続いて、スティーヴン・ギレンホール監督。確かに笑顔は、どこかジェイク・ギレンホールに似ている気がした。まず最初に、劇中に登場する911同時多発テロの映像について聞かれると、「911同時多発テロを扱った映画の大概はオフィスやビルを描いた映像が多く出てくるけど、実際には多くの人たちはあの惨事をテレビで観ていたと思うんだ。だから、この映画を観た人は生々しい衝撃を体感することになるだろうし、胸が突き刺されるような感覚を覚えると思う」と熱く語った。ただ、製作資金の投資者の中には、この映像に反対した者もいたそうだ。スティーヴンは、政治家ジョージ・マクガヴァンの選挙活動を手伝ったこともあり、常に政治に興味を持っていたらしいが、フェデリコ・フェリーニの映画に感銘を受けて、映画制作への道に進路を変えたのだとか。主演のジェイソン・ビッグスについては、『アメリカン・パイ』シリーズしかり、ふざけたキャラクターを演じることが多いが、シリアスな役もできることを証明したかったのだという。
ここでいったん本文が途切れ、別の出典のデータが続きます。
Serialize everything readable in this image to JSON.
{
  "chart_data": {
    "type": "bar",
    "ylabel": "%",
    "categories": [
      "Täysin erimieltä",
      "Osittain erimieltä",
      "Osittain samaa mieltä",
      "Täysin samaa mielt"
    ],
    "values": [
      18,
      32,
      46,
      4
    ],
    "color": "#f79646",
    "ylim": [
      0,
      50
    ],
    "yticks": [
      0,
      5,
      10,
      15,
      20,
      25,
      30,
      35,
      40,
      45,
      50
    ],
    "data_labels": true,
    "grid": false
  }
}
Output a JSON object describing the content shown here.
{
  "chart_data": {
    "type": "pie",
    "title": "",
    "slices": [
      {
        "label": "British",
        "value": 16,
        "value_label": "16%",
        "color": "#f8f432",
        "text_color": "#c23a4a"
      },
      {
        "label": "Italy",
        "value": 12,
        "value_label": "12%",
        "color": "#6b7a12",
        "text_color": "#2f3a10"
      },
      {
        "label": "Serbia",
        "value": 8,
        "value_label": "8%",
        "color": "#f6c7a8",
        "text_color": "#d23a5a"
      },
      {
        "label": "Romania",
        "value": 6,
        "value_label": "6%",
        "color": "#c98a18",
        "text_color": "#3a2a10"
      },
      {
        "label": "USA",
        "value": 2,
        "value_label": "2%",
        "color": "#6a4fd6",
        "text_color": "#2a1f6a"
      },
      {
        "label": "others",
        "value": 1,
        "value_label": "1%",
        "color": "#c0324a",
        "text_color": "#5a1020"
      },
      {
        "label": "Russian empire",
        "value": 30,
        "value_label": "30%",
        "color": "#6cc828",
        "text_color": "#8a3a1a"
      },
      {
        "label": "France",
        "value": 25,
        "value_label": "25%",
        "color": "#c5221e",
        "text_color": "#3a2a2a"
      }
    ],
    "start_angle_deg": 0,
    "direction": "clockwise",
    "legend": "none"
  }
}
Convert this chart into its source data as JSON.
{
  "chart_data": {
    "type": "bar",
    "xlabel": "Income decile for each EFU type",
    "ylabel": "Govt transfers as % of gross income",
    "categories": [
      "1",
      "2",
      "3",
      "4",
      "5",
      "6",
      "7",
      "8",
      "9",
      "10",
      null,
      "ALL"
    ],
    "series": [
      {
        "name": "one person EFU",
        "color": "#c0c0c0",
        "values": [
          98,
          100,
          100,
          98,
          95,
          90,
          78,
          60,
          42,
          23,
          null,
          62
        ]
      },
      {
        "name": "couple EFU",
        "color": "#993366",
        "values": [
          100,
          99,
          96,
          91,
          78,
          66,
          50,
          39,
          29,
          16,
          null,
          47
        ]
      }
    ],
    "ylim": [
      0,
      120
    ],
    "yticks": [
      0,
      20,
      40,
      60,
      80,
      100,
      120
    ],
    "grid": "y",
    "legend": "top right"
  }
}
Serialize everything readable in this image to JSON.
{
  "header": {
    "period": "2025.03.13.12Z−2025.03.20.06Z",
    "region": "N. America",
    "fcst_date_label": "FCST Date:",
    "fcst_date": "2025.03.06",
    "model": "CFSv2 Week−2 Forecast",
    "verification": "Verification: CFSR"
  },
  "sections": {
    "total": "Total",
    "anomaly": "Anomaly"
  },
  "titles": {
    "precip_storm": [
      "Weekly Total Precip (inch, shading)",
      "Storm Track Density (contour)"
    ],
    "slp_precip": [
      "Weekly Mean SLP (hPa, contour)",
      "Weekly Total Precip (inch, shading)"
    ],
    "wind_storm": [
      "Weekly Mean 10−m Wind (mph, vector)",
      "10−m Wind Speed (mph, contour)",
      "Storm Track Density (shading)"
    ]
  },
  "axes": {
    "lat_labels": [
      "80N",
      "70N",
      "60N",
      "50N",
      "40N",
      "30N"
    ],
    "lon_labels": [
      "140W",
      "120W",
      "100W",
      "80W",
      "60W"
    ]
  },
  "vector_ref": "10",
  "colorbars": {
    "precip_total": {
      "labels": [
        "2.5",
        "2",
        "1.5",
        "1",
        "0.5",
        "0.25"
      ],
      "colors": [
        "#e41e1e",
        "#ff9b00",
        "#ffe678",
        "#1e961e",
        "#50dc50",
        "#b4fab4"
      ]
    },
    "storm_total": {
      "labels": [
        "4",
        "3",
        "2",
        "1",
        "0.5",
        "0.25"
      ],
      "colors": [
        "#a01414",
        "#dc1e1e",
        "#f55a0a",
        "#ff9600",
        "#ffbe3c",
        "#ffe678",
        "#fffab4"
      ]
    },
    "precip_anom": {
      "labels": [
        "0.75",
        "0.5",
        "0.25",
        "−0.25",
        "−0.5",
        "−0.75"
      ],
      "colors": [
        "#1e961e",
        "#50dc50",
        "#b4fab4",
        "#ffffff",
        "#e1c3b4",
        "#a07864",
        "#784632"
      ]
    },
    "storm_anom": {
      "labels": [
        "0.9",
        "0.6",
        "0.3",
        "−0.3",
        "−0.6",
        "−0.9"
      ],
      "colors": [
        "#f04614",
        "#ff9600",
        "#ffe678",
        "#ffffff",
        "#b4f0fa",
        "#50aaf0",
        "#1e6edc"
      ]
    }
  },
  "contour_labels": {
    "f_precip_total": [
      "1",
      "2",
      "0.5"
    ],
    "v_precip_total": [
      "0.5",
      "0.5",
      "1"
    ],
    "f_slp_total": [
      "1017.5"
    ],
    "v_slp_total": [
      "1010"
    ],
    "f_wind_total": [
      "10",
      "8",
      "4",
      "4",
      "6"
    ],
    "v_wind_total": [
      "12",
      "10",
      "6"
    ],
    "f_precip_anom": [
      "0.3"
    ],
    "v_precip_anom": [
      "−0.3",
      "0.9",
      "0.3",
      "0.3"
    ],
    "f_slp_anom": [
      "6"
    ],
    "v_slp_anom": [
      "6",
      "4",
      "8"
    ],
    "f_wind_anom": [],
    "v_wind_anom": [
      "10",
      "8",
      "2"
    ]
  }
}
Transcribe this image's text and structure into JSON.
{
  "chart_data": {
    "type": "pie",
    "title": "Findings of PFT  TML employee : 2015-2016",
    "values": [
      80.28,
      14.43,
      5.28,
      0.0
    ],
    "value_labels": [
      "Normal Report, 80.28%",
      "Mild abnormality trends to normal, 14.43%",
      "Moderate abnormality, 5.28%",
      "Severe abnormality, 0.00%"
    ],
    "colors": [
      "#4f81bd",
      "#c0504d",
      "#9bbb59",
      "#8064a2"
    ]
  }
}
最後に、「映画に子どものジェイクやマギーをキャスティングすることは考えなかったのか?」という問いには、「彼らが若い頃は2、3本僕の作品に出演していたけど、強制的に出演させたことはなかった。それに、彼らが一定の年齢に達したら共に仕事をするのはやめようと思っていたんだ」と締めくくった。